Posted by Gen Leung on December 16, 2011 at 9:15 PM

No.

It's such a powerful word. Perhaps the most powerful two letter word we have in the English language.

First a little background on why I've been thinking about the word no lately.

Ellis has a check up today, and our doctor likes telling us stories while we're there. Today he was telling us about a study that proves that children start manipulating their parents as early as nine months old... Well Ellis is nine months old. So we laughed about it. But it's very true, Ellis lately has taken to blowing raspberries all the time. He laughs when he does it, and he thinks it's hilarious. It actually is very cute when he does it, but it's messy especially when it's dinner time! My mom knows I don't like it when he does it, and she keeps telling him "no". Andy also knows I don't like it when he does it, and tell Ellis to stop as well.

I've never been a fan of the word no. Think about it, kid hear it all the time... So much so that so many of them say it constantly as toddlers. As students in elementary school, all they hear about is rules cobtaining the word no: No running in the halls, no chewing gum, no bullying... And I'm sure the list goes on and on.

However, when I was a preschool teacher, we always used positive words rather than negative ones. For example, instead of saying; no shouting (which in a preschool class happens a lot! Happy shouting of course) we would always say to the kids: Use your inside voice.

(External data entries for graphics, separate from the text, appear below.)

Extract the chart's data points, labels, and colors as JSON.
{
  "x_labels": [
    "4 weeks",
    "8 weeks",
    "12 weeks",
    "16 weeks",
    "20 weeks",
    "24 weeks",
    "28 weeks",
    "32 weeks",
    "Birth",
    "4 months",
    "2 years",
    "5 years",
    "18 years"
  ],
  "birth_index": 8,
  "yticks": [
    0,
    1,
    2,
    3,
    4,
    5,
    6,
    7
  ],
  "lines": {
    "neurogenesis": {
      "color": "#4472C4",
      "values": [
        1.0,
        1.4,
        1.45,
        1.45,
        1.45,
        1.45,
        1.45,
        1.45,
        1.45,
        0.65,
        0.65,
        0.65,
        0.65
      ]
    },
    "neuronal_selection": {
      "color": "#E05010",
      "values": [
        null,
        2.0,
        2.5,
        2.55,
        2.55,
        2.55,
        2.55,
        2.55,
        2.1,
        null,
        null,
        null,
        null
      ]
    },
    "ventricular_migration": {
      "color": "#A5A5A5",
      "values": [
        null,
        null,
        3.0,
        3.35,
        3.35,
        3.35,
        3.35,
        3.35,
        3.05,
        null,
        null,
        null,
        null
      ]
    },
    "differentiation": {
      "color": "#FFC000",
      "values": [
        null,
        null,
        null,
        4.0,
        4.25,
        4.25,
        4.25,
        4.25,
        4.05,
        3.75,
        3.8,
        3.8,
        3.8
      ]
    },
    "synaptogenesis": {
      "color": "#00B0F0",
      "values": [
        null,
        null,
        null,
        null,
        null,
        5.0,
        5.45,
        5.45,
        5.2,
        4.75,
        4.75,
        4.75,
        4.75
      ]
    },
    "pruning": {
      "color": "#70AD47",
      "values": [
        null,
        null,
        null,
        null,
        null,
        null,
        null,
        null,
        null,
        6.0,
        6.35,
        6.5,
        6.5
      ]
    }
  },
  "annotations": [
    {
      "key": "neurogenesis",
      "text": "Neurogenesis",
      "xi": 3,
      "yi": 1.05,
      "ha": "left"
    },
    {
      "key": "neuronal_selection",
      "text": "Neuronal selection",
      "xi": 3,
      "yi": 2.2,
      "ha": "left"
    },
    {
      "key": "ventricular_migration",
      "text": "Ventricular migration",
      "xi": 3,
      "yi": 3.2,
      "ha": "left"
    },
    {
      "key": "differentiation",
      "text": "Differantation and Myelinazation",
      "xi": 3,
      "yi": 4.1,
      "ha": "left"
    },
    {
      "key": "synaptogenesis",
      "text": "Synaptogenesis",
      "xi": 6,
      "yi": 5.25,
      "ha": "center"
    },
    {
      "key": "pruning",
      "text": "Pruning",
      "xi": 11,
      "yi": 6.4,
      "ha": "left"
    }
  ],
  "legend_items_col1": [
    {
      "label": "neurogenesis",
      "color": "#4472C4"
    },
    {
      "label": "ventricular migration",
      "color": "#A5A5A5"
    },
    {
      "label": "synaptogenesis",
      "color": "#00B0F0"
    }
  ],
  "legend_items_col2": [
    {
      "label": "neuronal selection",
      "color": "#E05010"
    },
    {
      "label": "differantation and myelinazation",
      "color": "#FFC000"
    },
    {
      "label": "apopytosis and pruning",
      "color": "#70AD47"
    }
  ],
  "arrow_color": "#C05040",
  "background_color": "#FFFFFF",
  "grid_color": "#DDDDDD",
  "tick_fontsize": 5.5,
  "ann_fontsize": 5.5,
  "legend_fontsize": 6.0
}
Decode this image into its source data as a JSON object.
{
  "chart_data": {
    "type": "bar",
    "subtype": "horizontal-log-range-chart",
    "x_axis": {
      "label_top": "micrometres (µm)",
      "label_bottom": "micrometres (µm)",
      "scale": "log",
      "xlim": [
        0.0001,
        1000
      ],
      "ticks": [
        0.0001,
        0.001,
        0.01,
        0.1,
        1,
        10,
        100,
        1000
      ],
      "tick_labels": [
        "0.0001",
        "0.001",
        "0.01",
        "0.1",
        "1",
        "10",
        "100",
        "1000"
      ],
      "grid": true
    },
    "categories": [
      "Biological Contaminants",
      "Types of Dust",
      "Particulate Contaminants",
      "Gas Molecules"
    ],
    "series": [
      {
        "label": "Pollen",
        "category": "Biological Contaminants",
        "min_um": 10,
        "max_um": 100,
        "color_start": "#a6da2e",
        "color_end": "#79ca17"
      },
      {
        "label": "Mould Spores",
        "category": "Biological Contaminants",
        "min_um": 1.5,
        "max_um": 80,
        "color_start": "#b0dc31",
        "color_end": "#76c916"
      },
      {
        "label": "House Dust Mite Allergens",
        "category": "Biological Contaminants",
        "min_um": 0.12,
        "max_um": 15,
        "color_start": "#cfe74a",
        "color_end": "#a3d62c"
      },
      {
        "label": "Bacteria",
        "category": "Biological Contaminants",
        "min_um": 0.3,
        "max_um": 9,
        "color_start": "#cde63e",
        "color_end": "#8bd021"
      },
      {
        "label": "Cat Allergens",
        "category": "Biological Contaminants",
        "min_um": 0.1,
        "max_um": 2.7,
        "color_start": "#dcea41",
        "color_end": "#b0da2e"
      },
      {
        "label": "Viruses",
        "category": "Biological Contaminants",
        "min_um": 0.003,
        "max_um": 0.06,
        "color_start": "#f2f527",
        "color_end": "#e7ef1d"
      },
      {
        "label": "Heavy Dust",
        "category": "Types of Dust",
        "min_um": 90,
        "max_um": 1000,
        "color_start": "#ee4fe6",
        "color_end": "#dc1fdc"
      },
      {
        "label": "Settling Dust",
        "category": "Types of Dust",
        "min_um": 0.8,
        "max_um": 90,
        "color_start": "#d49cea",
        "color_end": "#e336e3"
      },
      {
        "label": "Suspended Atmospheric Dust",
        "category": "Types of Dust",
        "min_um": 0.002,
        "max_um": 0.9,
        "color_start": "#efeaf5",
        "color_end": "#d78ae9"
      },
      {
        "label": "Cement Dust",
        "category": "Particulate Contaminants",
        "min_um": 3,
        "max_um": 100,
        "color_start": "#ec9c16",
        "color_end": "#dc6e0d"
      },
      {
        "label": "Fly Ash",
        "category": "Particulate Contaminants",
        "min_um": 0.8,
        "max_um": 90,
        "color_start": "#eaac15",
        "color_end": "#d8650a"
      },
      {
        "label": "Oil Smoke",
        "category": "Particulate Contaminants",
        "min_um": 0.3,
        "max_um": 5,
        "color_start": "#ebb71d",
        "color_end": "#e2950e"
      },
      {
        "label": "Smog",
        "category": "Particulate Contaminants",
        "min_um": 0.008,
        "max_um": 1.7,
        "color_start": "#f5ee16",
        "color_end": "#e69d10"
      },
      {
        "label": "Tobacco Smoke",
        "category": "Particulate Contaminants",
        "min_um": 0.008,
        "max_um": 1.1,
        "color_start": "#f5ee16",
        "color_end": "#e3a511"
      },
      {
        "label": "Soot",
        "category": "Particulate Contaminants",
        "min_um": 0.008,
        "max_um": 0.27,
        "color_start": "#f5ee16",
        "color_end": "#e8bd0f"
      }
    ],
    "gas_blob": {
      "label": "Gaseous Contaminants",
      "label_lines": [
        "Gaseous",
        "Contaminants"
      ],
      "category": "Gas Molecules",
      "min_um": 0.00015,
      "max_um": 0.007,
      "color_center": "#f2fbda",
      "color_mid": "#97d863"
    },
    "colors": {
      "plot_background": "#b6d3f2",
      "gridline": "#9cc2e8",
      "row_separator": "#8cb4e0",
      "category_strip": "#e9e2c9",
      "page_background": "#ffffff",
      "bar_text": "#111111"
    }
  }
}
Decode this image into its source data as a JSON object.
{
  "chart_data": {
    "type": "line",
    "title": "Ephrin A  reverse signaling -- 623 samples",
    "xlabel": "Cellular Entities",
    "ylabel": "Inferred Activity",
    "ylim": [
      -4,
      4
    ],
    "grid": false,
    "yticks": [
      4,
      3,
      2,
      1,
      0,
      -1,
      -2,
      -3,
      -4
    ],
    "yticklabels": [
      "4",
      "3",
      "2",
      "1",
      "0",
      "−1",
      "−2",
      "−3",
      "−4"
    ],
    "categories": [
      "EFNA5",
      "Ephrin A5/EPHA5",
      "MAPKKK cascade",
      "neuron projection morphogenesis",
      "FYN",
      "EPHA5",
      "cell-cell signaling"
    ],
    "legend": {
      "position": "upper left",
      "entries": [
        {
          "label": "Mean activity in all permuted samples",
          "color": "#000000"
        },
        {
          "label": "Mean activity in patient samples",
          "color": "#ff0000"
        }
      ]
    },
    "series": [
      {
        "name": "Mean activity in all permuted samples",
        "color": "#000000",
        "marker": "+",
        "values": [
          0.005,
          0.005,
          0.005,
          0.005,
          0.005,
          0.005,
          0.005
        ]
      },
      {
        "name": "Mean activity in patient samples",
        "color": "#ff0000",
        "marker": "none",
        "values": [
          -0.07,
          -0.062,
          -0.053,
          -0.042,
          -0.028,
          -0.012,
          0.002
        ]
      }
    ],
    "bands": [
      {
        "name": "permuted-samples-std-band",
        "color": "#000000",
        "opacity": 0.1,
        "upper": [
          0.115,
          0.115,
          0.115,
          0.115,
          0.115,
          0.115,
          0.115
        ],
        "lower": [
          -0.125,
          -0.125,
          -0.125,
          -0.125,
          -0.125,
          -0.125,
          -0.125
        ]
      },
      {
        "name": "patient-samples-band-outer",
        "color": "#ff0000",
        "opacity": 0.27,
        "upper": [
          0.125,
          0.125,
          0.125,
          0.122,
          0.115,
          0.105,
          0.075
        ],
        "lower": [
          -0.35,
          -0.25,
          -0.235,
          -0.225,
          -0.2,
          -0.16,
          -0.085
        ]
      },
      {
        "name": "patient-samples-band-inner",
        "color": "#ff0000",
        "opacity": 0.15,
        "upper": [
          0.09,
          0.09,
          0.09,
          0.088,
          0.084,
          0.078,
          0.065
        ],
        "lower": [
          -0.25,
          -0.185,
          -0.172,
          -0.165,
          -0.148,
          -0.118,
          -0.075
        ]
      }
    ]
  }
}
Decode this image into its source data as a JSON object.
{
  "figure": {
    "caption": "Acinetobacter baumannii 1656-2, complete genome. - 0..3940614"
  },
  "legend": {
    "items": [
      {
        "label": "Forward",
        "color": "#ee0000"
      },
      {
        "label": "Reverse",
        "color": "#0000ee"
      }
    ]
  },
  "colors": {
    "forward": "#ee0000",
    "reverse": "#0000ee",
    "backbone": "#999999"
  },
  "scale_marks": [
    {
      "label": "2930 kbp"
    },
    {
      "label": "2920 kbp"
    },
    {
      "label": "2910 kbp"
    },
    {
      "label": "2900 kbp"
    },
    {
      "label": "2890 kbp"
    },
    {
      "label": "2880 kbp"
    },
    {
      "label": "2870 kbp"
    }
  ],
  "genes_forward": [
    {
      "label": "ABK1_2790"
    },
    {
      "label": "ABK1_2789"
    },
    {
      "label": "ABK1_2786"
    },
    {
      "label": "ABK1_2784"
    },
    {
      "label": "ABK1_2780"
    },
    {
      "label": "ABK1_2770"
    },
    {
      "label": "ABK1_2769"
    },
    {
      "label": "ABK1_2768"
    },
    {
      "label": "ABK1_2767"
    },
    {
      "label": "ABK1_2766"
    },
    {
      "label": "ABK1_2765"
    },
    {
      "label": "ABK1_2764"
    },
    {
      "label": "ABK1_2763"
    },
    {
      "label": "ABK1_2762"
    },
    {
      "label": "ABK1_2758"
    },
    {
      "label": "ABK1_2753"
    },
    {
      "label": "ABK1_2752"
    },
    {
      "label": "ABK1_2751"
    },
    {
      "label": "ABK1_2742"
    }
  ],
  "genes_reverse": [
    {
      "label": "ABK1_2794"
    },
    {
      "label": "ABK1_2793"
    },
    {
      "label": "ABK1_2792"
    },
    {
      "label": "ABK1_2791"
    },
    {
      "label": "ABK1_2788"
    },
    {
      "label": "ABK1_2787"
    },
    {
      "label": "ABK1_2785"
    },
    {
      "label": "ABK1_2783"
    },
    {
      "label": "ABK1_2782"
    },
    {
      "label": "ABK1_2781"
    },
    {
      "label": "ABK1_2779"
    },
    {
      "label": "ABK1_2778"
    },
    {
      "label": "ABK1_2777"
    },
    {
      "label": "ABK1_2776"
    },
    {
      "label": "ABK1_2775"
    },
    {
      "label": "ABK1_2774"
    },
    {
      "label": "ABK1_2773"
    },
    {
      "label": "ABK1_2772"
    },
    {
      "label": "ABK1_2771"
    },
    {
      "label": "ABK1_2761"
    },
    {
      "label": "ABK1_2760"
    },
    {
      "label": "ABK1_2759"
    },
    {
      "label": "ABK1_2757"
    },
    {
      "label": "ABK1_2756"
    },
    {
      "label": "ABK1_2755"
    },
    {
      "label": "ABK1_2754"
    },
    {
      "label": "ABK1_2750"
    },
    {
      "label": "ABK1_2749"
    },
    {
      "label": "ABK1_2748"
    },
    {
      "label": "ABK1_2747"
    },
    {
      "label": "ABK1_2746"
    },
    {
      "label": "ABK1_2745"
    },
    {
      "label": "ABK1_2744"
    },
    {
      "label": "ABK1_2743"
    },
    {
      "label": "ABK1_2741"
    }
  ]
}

So now that I have Ellis and he is testing our limits and trying to get away with stuff, I've become very aware of the words I use with him. I am very conscious of not using the word no. Instead when he does something I would prefer he doesn't do, like throwing his towels onto the floor or grabbing his spoon and banging it on the table, I try to tell him gently that I don't like what he's doing and that there's better behavior. And when he does something I like, I praise him for it. And he's getting it, he doesn't blow raspberries with me at dinner time anymore, and he's so happy to do things that make me happy.

I remember when I was at OISE (Ontario Institute of Studies in Education) we were told once to "ignore minor infractions". So whenever Ellis does something that I don't very much care for, I just ignore him and he responds the way I want him to.... He stops doing it. But when he gets praise for something I like, he does it more frequently.

Also, I'm one of these people who has trouble saying no. Even if I'm adamant about something, I have a vey hard time saying no. Maybe it's because I've heard it so much in my life, and I really quite dislike the word. Saying no to me, has always been difficult. Maybe the word has a strange power over me...

The word no holds so much power over us though, when we see it; we all seem to have this signal in our heads go off. Sow people rebel against it, but others do what they're told. So my question is, why is a simple two letter word controlling our lives so much?